Diverso invece il discorso per i protagonisti dello spettacolo, che quasi mai nella storia recente si sono schierati per il candidato repubblicano e meno che mai lo hanno fatto per Trump, caricaturizzato dai grandi media e quindi automaticamente visto come ‘non giusto’ anche da chi non ha opinioni politiche forti (come in genere i campioni dello sport, concentrati soltanto su se stessi). Fra gli sportivi o ex sportivi di grande popolarità soltanto in pochi hanno espresso pubblico apprezzamento per Trump ed elencarli è quindi abbastanza facile. Mike Tyson, da Trump ben conosciuto in quanto organizzatore pugilistico, e curiosamente anche Don King che con Trump e lo stesso Tyson ha avuto rapporti altalenanti, John Daly e Jack Nicklaus (golf), Mike Ditka e Terrell Owens (football), Bobby Knight, Latrell Sprewell e Dennis Rodman (pallacanestro), Johnny Damon e Clay Buchholz (baseball), per citare personaggi conosciuti anche in Europa dal generico appassionato di sport.
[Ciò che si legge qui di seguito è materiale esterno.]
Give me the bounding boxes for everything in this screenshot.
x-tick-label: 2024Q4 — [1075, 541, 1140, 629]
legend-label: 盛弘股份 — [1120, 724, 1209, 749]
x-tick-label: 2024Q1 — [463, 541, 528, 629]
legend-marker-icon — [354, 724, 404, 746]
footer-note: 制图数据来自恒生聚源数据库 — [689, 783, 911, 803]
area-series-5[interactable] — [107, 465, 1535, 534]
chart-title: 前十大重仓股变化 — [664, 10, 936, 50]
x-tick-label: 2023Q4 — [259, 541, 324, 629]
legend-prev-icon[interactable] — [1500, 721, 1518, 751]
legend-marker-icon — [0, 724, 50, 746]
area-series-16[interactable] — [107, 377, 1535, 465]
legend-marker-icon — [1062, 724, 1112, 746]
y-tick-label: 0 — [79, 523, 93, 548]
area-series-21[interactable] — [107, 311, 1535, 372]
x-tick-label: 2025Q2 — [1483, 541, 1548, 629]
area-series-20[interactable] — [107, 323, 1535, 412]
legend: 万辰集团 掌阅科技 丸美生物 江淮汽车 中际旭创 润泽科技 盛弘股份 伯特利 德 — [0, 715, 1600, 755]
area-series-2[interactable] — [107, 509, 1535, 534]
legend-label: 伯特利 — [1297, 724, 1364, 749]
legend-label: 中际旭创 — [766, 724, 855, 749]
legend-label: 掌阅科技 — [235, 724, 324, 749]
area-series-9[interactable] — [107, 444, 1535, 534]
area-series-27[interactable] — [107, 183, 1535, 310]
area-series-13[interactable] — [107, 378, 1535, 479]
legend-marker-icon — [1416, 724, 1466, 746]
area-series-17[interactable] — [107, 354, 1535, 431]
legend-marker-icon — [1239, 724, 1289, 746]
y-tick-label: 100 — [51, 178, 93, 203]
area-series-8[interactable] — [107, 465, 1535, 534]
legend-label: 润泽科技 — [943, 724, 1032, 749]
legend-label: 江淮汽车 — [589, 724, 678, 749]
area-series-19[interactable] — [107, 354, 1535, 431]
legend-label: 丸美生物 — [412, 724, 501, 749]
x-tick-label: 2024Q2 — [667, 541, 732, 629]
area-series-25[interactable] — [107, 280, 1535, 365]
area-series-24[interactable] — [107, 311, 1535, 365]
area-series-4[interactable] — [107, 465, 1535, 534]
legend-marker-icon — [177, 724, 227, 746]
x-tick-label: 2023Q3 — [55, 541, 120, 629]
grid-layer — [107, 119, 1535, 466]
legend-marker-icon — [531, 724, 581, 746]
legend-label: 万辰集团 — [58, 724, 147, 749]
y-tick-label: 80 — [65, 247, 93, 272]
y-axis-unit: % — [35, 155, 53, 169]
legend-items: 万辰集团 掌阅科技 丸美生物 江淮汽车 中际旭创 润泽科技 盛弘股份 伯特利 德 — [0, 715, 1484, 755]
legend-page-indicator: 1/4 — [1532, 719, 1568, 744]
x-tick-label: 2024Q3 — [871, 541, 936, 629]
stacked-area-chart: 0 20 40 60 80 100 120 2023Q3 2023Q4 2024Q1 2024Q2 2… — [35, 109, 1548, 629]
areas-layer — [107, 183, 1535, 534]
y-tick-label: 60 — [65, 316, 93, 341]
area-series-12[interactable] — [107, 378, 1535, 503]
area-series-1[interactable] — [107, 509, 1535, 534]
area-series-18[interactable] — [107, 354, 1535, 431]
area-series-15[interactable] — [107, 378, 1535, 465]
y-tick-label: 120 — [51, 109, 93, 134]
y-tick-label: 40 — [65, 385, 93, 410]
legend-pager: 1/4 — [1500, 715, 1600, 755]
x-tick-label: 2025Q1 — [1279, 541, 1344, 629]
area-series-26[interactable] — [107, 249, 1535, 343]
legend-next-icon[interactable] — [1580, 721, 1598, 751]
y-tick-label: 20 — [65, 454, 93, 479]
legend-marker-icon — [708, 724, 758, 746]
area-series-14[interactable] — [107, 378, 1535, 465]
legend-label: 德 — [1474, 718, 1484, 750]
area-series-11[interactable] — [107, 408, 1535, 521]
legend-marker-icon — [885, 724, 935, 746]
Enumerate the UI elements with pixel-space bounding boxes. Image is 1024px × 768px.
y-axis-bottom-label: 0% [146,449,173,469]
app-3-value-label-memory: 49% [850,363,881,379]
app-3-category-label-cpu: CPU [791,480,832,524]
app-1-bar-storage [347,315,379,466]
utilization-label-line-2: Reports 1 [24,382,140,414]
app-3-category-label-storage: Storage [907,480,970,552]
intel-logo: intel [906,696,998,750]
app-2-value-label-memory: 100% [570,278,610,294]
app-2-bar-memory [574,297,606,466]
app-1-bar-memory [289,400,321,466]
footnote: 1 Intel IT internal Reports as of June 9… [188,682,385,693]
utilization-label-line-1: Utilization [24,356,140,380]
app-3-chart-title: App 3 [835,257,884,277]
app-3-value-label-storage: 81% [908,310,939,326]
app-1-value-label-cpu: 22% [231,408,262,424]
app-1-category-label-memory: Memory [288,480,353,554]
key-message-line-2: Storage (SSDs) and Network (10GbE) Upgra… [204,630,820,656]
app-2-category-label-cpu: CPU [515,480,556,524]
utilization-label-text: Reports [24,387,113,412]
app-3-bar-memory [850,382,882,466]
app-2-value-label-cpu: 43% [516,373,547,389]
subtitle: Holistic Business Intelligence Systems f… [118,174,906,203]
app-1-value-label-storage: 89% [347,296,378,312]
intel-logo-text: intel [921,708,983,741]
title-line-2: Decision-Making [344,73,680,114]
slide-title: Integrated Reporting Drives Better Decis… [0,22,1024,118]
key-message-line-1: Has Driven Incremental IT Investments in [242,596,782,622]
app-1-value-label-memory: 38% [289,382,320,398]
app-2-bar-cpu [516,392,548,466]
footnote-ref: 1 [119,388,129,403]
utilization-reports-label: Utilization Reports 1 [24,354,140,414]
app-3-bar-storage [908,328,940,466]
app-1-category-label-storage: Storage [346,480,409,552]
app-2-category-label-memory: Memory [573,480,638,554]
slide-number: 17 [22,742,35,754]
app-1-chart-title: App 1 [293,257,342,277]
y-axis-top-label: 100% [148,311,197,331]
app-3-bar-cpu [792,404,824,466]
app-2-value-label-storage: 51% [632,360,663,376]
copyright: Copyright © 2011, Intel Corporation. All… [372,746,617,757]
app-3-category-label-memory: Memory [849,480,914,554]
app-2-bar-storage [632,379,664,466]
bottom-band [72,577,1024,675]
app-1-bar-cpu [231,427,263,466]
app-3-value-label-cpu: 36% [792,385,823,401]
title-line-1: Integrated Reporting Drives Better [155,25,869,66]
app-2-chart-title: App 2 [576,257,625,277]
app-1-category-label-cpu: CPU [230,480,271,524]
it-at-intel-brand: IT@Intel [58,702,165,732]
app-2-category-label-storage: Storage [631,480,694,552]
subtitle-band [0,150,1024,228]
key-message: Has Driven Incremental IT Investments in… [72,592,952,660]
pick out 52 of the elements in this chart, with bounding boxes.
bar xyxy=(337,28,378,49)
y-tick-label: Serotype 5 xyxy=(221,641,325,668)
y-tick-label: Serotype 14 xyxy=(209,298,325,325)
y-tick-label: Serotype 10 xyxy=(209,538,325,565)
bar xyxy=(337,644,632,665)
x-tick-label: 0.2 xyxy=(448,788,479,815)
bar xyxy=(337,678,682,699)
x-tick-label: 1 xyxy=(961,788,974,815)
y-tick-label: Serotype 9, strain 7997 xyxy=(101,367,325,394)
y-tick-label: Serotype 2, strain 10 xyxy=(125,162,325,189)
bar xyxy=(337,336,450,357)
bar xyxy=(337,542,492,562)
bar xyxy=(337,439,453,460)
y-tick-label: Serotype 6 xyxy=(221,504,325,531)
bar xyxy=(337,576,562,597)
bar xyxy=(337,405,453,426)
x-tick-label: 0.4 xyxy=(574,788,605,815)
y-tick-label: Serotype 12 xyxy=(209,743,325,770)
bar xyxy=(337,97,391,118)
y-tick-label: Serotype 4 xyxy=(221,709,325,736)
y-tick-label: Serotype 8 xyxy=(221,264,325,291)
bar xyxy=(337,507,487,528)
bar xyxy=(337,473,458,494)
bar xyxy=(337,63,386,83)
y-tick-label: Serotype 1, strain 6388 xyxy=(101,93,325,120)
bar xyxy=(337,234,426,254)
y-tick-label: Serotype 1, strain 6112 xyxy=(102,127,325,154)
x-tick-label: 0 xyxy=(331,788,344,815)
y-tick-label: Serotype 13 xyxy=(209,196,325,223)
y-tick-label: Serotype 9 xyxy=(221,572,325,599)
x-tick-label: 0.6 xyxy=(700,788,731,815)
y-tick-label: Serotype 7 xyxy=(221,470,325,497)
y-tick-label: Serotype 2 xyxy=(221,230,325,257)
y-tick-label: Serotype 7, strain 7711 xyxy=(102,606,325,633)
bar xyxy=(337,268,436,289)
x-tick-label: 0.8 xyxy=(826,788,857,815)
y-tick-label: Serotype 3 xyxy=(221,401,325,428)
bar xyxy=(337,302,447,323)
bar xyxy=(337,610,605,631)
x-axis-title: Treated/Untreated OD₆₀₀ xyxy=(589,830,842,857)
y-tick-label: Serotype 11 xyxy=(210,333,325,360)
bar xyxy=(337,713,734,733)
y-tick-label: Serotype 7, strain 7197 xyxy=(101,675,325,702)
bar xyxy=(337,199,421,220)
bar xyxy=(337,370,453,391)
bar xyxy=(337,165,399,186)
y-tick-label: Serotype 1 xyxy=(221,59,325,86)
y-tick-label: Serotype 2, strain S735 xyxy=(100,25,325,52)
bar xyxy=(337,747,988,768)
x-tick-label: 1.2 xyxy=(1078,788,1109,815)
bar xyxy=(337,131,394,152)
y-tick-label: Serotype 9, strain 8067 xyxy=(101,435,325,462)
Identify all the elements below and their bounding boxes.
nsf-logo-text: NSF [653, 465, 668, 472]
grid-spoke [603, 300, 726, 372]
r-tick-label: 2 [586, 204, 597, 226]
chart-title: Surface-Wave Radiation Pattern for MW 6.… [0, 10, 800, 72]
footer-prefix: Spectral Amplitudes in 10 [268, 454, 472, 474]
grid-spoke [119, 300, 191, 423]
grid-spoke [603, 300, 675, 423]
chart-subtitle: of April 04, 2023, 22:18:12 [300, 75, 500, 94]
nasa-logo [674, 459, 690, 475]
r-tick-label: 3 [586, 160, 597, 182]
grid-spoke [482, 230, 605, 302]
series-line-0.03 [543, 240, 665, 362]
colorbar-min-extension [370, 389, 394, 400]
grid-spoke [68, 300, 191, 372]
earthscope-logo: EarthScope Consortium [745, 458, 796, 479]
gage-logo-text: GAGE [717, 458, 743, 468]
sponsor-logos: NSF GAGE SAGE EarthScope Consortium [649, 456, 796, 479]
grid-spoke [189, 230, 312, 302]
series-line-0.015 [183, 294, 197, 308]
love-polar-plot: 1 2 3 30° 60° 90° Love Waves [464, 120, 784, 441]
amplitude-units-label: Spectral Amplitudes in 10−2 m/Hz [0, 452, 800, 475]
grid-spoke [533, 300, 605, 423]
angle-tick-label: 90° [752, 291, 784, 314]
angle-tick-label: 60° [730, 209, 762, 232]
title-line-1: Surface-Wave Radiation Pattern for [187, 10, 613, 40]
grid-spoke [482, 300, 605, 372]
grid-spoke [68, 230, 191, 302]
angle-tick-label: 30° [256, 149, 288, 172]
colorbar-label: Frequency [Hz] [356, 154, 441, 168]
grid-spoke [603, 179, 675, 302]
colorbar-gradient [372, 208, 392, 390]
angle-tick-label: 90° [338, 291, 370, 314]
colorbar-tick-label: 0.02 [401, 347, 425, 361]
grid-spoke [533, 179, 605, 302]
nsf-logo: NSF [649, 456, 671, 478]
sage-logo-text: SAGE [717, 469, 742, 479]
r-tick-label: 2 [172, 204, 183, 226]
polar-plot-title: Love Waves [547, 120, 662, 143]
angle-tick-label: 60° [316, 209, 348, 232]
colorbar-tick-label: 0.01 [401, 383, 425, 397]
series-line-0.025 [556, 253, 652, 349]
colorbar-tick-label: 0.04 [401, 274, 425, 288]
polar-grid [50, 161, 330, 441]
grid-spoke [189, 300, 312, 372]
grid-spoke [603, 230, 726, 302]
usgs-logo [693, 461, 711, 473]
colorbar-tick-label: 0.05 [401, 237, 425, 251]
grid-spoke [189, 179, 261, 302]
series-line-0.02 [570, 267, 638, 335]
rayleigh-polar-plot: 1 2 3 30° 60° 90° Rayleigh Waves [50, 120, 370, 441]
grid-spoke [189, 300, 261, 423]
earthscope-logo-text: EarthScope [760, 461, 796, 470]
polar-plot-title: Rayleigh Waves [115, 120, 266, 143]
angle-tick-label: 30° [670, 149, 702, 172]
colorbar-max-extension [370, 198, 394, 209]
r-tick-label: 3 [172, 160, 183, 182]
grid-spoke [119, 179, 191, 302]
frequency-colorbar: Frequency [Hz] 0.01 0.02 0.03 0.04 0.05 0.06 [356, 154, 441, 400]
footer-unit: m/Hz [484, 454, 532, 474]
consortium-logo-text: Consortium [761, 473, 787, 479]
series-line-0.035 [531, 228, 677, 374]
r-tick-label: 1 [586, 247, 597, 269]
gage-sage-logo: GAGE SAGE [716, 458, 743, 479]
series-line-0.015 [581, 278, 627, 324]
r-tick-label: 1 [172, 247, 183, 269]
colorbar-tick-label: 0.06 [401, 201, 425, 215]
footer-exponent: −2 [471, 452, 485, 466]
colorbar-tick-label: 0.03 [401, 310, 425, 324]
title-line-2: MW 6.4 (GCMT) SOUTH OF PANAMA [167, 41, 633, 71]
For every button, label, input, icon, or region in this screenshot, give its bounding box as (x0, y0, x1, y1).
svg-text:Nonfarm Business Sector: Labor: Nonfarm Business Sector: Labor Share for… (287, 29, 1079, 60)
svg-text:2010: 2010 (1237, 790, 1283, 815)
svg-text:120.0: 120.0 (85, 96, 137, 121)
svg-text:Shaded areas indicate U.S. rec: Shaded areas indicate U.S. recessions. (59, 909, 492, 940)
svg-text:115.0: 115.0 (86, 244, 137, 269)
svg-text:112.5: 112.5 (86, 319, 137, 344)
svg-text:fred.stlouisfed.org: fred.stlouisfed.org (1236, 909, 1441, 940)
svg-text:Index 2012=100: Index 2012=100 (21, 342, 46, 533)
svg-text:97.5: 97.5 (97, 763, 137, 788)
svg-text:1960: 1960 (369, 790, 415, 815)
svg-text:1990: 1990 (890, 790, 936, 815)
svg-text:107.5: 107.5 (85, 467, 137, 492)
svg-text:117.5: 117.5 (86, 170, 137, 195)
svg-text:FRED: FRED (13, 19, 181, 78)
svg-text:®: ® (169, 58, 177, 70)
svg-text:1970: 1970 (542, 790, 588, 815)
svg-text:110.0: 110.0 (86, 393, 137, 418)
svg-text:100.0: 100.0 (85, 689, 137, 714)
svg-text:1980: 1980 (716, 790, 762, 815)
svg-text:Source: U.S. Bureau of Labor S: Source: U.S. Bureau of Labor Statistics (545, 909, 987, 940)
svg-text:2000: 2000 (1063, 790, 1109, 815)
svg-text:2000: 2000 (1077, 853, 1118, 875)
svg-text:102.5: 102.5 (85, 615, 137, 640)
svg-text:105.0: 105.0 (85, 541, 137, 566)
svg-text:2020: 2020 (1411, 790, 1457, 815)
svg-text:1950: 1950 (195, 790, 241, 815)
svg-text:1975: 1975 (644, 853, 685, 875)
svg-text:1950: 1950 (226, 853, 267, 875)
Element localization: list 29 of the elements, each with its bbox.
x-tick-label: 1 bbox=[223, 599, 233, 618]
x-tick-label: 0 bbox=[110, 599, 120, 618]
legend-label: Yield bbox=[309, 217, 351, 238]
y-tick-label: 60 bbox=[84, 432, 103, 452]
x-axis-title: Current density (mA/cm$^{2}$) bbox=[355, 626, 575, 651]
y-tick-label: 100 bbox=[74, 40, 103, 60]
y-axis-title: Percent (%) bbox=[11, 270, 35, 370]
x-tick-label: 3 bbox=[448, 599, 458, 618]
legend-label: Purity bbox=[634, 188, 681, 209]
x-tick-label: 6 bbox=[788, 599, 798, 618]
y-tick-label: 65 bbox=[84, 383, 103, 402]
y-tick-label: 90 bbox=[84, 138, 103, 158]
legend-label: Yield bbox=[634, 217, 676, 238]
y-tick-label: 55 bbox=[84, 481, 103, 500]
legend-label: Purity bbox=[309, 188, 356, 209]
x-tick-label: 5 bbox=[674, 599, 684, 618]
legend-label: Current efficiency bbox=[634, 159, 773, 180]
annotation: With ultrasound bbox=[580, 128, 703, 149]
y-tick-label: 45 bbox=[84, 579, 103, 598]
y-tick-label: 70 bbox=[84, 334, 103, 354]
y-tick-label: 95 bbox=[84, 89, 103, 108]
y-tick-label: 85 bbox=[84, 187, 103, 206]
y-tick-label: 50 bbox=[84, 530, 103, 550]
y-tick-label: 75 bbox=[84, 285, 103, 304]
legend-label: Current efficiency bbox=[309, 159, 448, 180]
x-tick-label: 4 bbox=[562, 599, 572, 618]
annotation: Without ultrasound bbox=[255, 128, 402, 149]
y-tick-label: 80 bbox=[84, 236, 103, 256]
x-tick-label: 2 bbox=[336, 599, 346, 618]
C’è poi una significativa minoranza, per non dire maggioranza, silenziosa, soprattutto nella NFL (molti fra i ‘trumpisti’ inseriscono Tom Brady, anche se il quarterback dei Patriots ha evitato endorsement), nella MLB e nella NHL, che non ha ritenuto conveniente esprimersi.

Da inquadrare il discorso NBA, dove la composizione razziale (68% di neri, peraltro non molto diversa da quella NFL) spiega soltanto in parte il diffuso sostegno a Hillary Clinton e in generale ai candidati democratici: l’era Obama (che è per metà bianco, piccolo particolare) ha coinvolto emotivamente molte celebrity della pallacanestro, a partire da LeBron James. Il fuoriclasse dei Cavs è stato fra l’altro uno dei pochi a scendere in campo a viso aperto, salendo addirittura sul palco insieme alla Clinton in campagna elettorale (ma l’Ohio, stato decisivo, è andato lo stesso a Trump). Significativo che i pochi del mondo cestistico a dichiararsi pro Trump siano personaggi fuori dagli schemi, più che repubblicani osservanti. Conclusione? Trump o non Trump, il politicamente corretto conviene sempre: ti fa perdere meno clienti rispetto a posizioni più forti (di destra ma anche di sinistra) e puoi persino passare per intellettuale anche se l’unico libro letto è la tua autobiografia.